D'aucuns dénoncent par ailleurs un texte qui prévoit la suspension de l'abonnement à Internet à l'heure où l'on essaie, en France, de développer l'économie du numérique et l'administration électronique. Le Parlement européen a pour sa part estimé que l'accès à Internet faisait partie des « libertés fondamentales » dans la mesure où il se révèle aujourd'hui indispensable au bon exercice du droit à la libre expression. Sur le plan juridique, Hadopi 2 contourne toutefois cette argumentation : une restriction aux libertés fondamentales peut être appliquée comme sanction dès lors qu'elle est prononcée par un juge.

Et après le vote ?

Explicitement soutenu par Nicolas Sarkozy, le texte peut et doit être voté pour la majorité, qui ne tient pas à revivre le vote surprise du 9 avril dernier, lors duquel l'opposition avait réussi à renverser la situation, faute de votes suffisants en faveur du texte. Sauf surprise de dernière minute, le texte devrait donc être voté mardi après-midi, sans doute aux alentours de 16 heures.

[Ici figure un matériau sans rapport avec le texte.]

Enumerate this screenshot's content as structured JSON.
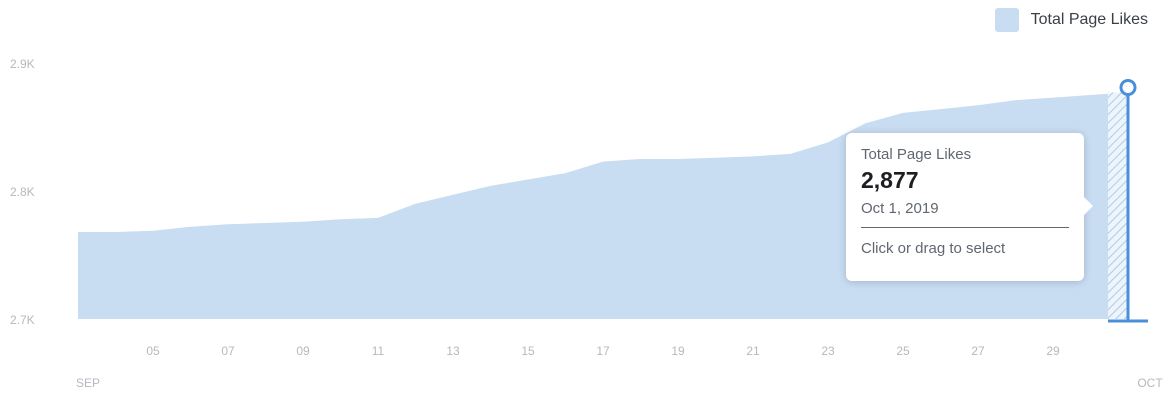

Il sera ensuite examiné le 22 septembre prochain par une commission mixte paritaire réunissant sept députés et sept sénateurs. Elle devra établir la version finale du texte en harmonisant les modifications apportées par le Sénat et l'Assemblée nationale. Dans la mesure où les textes sont très proches, les travaux devraient aller vite : le texte reviendra alors devant le Parlement pour un ultime vote, avant promulgation.

C'est à cette occasion que l'opposition devrait, comme avec le premier volet de la loi, demander la saisine du Conseil constitutionnel. Elle motivera sa demande par une série d'objections relatives à la constitutionnalité du texte, et devrait par exemple dénoncer le recours à l'ordonnance pénale, procédure accélérée que l'on réserve habituellement aux situations où la culpabilité du contrevenant est établie d'office.

Une nouvelle censure du Conseil constitutionnel serait sans doute désastreuse, et finirait sans doute par compromettre le projet tout entier. Si rien ne se passe, le texte devrait être très rapidement proposé en Conseil des ministres, en vue de la mise au point des décrets d'application. Il serait alors rapidement publié au Journal Officiel, de façon à ce que le loi entre en vigueur. Déjà instituée par le premier volet de la loi, la Hadopi pourrait alors commencer à envoyer ses avertissements.

Un volet Hadopi 3 déjà en préparation

En complément de ce texte, auquel d'aucuns reprochent de n'envisager que la répression, le ministre de la Culture a récemment initié une mission de réflexion visant à encadrer le développement de l'offre légale en ligne. Celle-ci doit rendre ses premières conclusions dans le courant du mois de novembre. Une nouvelle loi, visant à redéfinir les modalités d'application du droit d'auteur en ligne, verra alors peut-être le jour.